Of all the hearty ingredients you need for a Low Country boil, shrimp is by far the most important. They’re more than just one of the primary proteins — they’re a vital source of flavor. We spoke with Debra Clark, recipe developer and founder of Bowl Me Over, to discuss the importance of shrimp in a boil and how to find the best ones to use.

“If you’re putting together a proper Low Country boil, you really want to go with shell-on shrimp and heads on too, if you can find them,” Clark told Food Republic. “The shells do more than just look the part, they lock in flavor and keep the shrimp from overcooking in that bubbling pot.” Low Country boils are absolutely packed with seasonings, so you don’t have to worry about shells preventing your shrimp from taking in all that flavor. This is especially true if you use orange juice, the water swap you need for extra flavorful boiled shrimp.

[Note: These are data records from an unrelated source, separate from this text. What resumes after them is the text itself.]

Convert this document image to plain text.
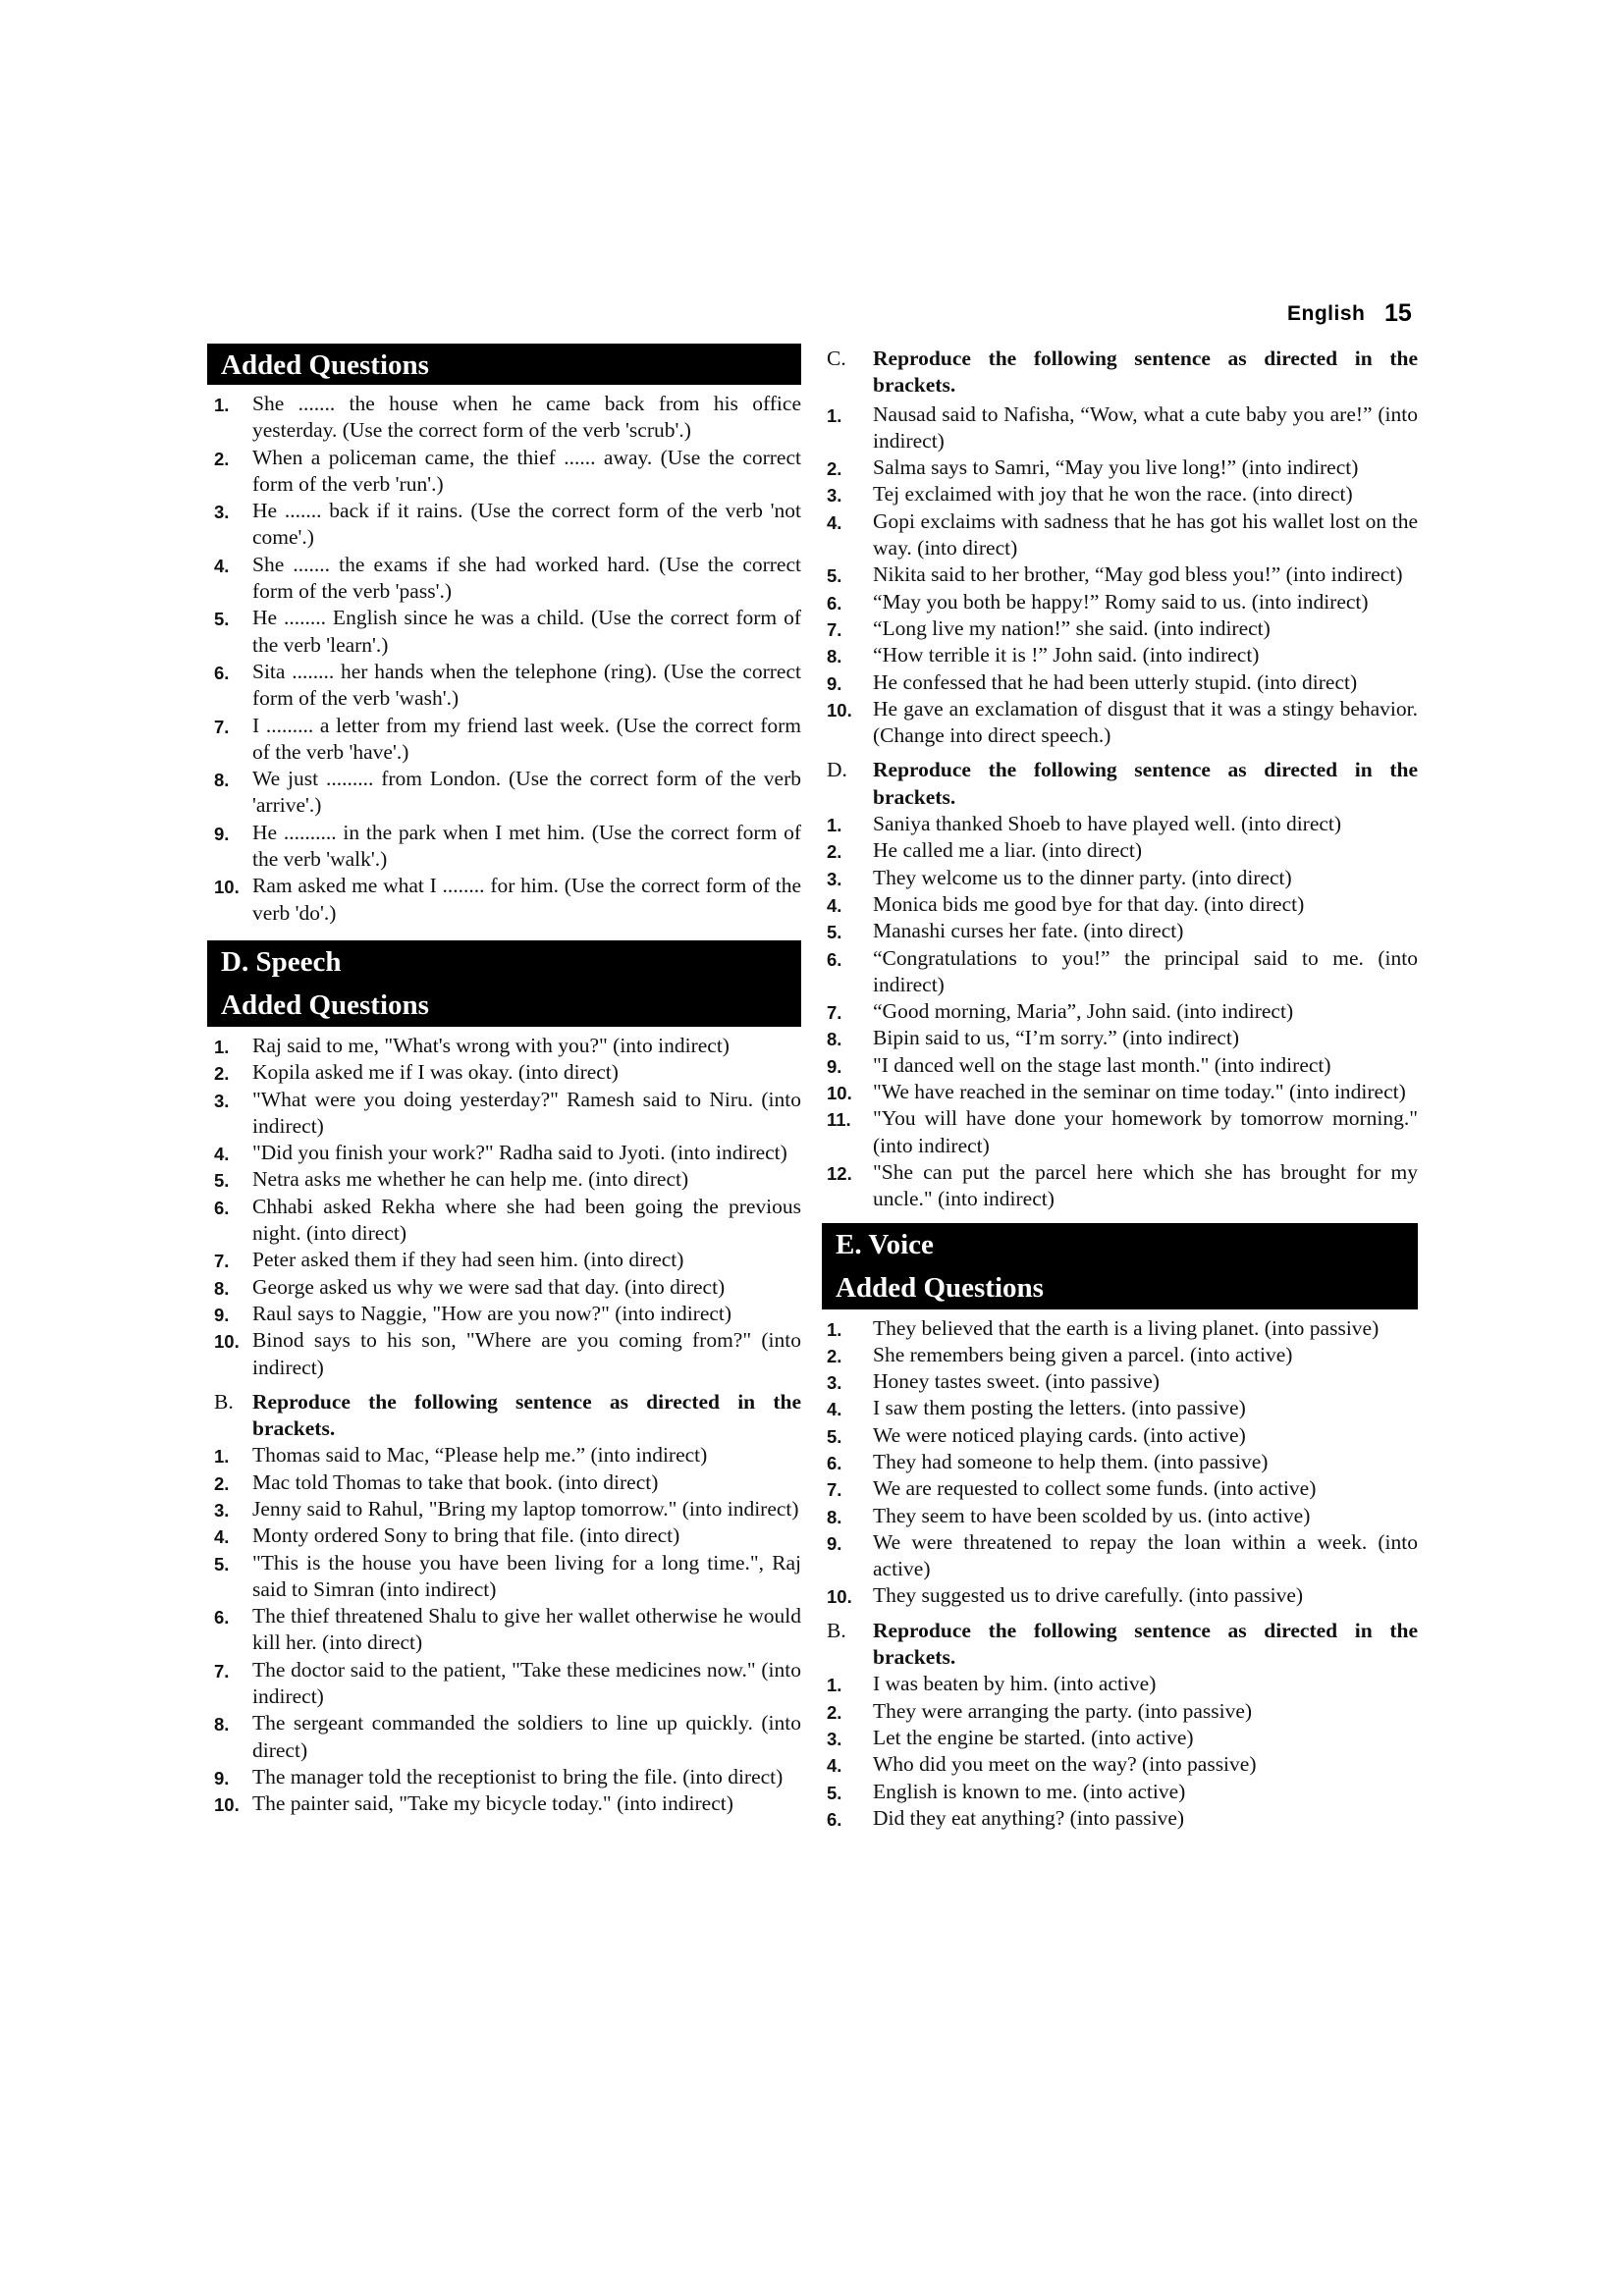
English 15
Added Questions
1. She ....... the house when he came back from his office yesterday. (Use the correct form of the verb 'scrub'.)
2. When a policeman came, the thief ...... away. (Use the correct form of the verb 'run'.)
3. He ....... back if it rains. (Use the correct form of the verb 'not come'.)
4. She ....... the exams if she had worked hard. (Use the correct form of the verb 'pass'.)
5. He ........ English since he was a child. (Use the correct form of the verb 'learn'.)
6. Sita ........ her hands when the telephone (ring). (Use the correct form of the verb 'wash'.)
7. I ......... a letter from my friend last week. (Use the correct form of the verb 'have'.)
8. We just ......... from London. (Use the correct form of the verb 'arrive'.)
9. He .......... in the park when I met him. (Use the correct form of the verb 'walk'.)
10. Ram asked me what I ........ for him. (Use the correct form of the verb 'do'.)
D. Speech
Added Questions
1. Raj said to me, "What's wrong with you?" (into indirect)
2. Kopila asked me if I was okay. (into direct)
3. "What were you doing yesterday?" Ramesh said to Niru. (into indirect)
4. "Did you finish your work?" Radha said to Jyoti. (into indirect)
5. Netra asks me whether he can help me. (into direct)
6. Chhabi asked Rekha where she had been going the previous night. (into direct)
7. Peter asked them if they had seen him. (into direct)
8. George asked us why we were sad that day. (into direct)
9. Raul says to Naggie, "How are you now?" (into indirect)
10. Binod says to his son, "Where are you coming from?" (into indirect)
B. Reproduce the following sentence as directed in the brackets.
1. Thomas said to Mac, “Please help me.” (into indirect)
2. Mac told Thomas to take that book. (into direct)
3. Jenny said to Rahul, "Bring my laptop tomorrow." (into indirect)
4. Monty ordered Sony to bring that file. (into direct)
5. "This is the house you have been living for a long time.", Raj said to Simran (into indirect)
6. The thief threatened Shalu to give her wallet otherwise he would kill her. (into direct)
7. The doctor said to the patient, "Take these medicines now." (into indirect)
8. The sergeant commanded the soldiers to line up quickly. (into direct)
9. The manager told the receptionist to bring the file. (into direct)
10. The painter said, "Take my bicycle today." (into indirect)
C. Reproduce the following sentence as directed in the brackets.
1. Nausad said to Nafisha, “Wow, what a cute baby you are!” (into indirect)
2. Salma says to Samri, “May you live long!” (into indirect)
3. Tej exclaimed with joy that he won the race. (into direct)
4. Gopi exclaims with sadness that he has got his wallet lost on the way. (into direct)
5. Nikita said to her brother, “May god bless you!” (into indirect)
6. “May you both be happy!” Romy said to us. (into indirect)
7. “Long live my nation!” she said. (into indirect)
8. “How terrible it is !” John said. (into indirect)
9. He confessed that he had been utterly stupid. (into direct)
10. He gave an exclamation of disgust that it was a stingy behavior. (Change into direct speech.)
D. Reproduce the following sentence as directed in the brackets.
1. Saniya thanked Shoeb to have played well. (into direct)
2. He called me a liar. (into direct)
3. They welcome us to the dinner party. (into direct)
4. Monica bids me good bye for that day. (into direct)
5. Manashi curses her fate. (into direct)
6. “Congratulations to you!” the principal said to me. (into indirect)
7. “Good morning, Maria”, John said. (into indirect)
8. Bipin said to us, “I’m sorry.” (into indirect)
9. "I danced well on the stage last month." (into indirect)
10. "We have reached in the seminar on time today." (into indirect)
11. "You will have done your homework by tomorrow morning." (into indirect)
12. "She can put the parcel here which she has brought for my uncle." (into indirect)
E. Voice
Added Questions
1. They believed that the earth is a living planet. (into passive)
2. She remembers being given a parcel. (into active)
3. Honey tastes sweet. (into passive)
4. I saw them posting the letters. (into passive)
5. We were noticed playing cards. (into active)
6. They had someone to help them. (into passive)
7. We are requested to collect some funds. (into active)
8. They seem to have been scolded by us. (into active)
9. We were threatened to repay the loan within a week. (into active)
10. They suggested us to drive carefully. (into passive)
B. Reproduce the following sentence as directed in the brackets.
1. I was beaten by him. (into active)
2. They were arranging the party. (into passive)
3. Let the engine be started. (into active)
4. Who did you meet on the way? (into passive)
5. English is known to me. (into active)
6. Did they eat anything? (into passive)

“And those heads are full of rich, briny goodness that add a real depth to the broth,” Clark continued. “I usually go for medium to large shrimp, around a 16/20 or 21/25 count, they hold their shape nicely and don’t go rubbery.” Larger shrimp can spend more time in the pot without overcooking, infusing them with your seasoning blend while also having more time to impart their own deliciousness to everything else. And for most people, any debate between fresh versus frozen shrimp is fairly unimportant.



Fresh versus frozen shrimp in a Low Country boil

Unless you live near the coast, “fresh” shrimp is nothing but a dream. “[Don’t] get too hung up on “fresh” unless you’re buying it directly from a boat or someone you trust,” Debra Clark told us. “Most of the shrimp in grocery store seafood cases were frozen at sea and just thawed for display.”

After a single day of being thawed, shrimp flesh starts to deteriorate and become mushy, so the fresh shrimp options at your grocery store may actually be worse than a high-quality frozen bag. “You’re often better off picking up a bag of good-quality frozen shrimp, thawing them yourself, and knowing exactly what you’re working with,” Clark said. “Look for wild-caught or responsibly farmed, and double-check that they’re not loaded with preservatives, which can mess with the texture.”

If you do opt for the frozen form of the seafood, just know that, yes, there is a correct way to thaw frozen shrimp. The U.S. Food and Drug Administration recommends allowing them to thaw overnight in the fridge to remove any chance of bacterial growth and keep their flesh nice and tasty. Once they’re thawed, they take practically no preparation at all, so you can keep them in the fridge until you’re ready. “When it’s time to boil, thaw them fully, give them a quick pat dry, and drop them in during the last couple minutes, just until they curl and turn that perfect pink,” the expert advised.